Он пошёл на кухню, откуда доносилась негромкая музыка. Оказалось, Татьяна Александровна мыла посуду.
– Доброе утро, больной. Что, настолько всё серьёзно, даже вчера выйти не смог? – она села на стул, вытянула ноги в чулках и закурила. Ванька стоял в кухонном проеме.
– Да, но сейчас легче. – Он неотрывно смотрел на толстую струю воды из крана. Она заметила этот взгляд и выжидающе молчала.
– А куда вода убегает?
– Вода, гм, не знаю, наверное, в выгребные ямы какие-то или в канализацию.
– Как это? А почему вы краны не закрываете?
– Да я, мальчик мой, плачу за воду, и к тому же река наша такая огромная, и моя струйка в ней, как капля в море…
– Но ведь в городе миллион человек и если половина не закрывают краны – это же какая масса воды?!
Ванька закрыл воду и стоял, опустив голову, покрасневший и взволнованный.
– Знаешь что, юноша впечатлительный. Это ты сначала такой скромный, добрый и обязательный. Посмотрим, что с тобой через годик будет. Пожалуй, своего не упустишь, будешь рвать и метать. Это тебе здесь, а не там. Здесь тебя жизнь заставит, а если нет – затопчут тебя люди и обстоятельства, запомни это, если хочешь хорошо здесь устроиться.
– Да не хочу я жить в этом вашем городе и никогда не хотел! А если вам нравится, оставайтесь с Богом, процветайте. Только однажды выбраться уже, наверное, не сможете из этой вашей любимой – ямы… Простите, если что.
Ванька заскочил в комнату, схватил свой рюкзак и, уже открывая входную дверь, услышал за спиной повелительно:
– Стой!
Он остановился, резко развернулся, готовый отстаивать свое право на уход.
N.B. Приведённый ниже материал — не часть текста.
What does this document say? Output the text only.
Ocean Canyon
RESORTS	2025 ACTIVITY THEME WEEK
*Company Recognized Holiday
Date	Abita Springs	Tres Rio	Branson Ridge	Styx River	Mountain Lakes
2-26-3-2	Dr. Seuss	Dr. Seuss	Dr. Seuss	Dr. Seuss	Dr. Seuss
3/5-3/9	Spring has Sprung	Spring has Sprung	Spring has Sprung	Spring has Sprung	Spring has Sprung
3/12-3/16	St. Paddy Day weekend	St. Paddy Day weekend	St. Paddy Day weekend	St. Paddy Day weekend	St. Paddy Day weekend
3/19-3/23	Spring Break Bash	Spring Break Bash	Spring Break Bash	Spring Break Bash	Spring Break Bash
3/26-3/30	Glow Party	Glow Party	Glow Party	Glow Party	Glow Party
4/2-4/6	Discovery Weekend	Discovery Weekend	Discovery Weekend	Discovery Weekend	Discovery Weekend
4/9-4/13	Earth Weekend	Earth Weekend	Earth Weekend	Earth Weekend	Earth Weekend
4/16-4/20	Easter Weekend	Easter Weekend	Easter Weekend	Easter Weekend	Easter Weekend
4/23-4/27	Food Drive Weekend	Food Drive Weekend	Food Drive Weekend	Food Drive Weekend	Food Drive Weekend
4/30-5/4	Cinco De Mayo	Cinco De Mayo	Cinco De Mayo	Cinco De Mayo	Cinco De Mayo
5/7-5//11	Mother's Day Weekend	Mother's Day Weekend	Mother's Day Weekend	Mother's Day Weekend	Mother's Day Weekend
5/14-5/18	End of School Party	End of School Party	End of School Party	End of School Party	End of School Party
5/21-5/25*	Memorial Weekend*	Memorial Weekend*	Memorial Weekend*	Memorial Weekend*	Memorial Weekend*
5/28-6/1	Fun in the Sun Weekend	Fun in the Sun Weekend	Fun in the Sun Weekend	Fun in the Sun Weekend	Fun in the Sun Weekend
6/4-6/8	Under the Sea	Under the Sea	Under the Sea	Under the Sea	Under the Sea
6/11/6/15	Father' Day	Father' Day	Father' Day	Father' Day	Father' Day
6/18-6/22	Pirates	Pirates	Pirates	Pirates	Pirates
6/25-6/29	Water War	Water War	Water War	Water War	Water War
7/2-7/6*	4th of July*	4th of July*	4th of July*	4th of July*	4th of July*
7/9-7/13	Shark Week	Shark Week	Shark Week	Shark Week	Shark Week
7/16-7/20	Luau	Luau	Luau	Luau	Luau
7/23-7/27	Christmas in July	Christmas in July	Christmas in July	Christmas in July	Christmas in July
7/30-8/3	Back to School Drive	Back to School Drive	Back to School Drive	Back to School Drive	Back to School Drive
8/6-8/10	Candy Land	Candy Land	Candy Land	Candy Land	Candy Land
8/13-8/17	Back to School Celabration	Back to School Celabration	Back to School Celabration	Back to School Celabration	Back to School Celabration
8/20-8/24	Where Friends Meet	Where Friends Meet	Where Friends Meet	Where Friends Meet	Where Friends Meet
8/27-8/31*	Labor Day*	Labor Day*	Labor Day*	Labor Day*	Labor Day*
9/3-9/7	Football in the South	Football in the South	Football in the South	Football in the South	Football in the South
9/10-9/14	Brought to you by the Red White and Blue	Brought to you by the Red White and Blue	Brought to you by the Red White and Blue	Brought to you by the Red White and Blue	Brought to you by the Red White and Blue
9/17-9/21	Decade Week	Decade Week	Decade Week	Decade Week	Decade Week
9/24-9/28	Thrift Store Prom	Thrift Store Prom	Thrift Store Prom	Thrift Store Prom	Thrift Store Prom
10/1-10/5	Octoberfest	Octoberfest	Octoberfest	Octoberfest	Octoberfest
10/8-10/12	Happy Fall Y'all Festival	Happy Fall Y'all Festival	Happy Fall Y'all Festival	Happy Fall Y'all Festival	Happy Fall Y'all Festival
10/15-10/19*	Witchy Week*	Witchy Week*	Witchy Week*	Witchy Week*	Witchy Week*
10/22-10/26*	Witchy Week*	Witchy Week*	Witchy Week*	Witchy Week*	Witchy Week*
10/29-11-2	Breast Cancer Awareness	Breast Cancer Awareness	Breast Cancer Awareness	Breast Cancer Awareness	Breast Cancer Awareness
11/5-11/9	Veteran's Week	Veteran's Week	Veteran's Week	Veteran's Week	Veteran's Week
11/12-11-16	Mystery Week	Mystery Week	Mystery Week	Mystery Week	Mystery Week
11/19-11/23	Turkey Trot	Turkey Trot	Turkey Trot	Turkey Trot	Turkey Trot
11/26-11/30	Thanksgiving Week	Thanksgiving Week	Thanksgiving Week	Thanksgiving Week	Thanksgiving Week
Татьяна Александровна стояла в двух шагах от него, плавно покачиваясь на носках, скрестив на груди руки, увешанные дорогими тонкими браслетами, спокойно улыбаясь.
– Послушай меня, гордый сын воли. Я тоже уходила, уходила уставшая и разбитая городом, уходила больная от его суеты и проклинающая его, уходила одинокая из толпы людей. Мне казалось, что я ненавижу его, и так оно, скорее всего, было. В довершение всего, меня никто не понимал, даже муж. Уходила и… возвращалась, благодарная Ивану за то, что он меня не останавливал. Так что иди, только деньги вот возьми, без денег не попадёшь домой.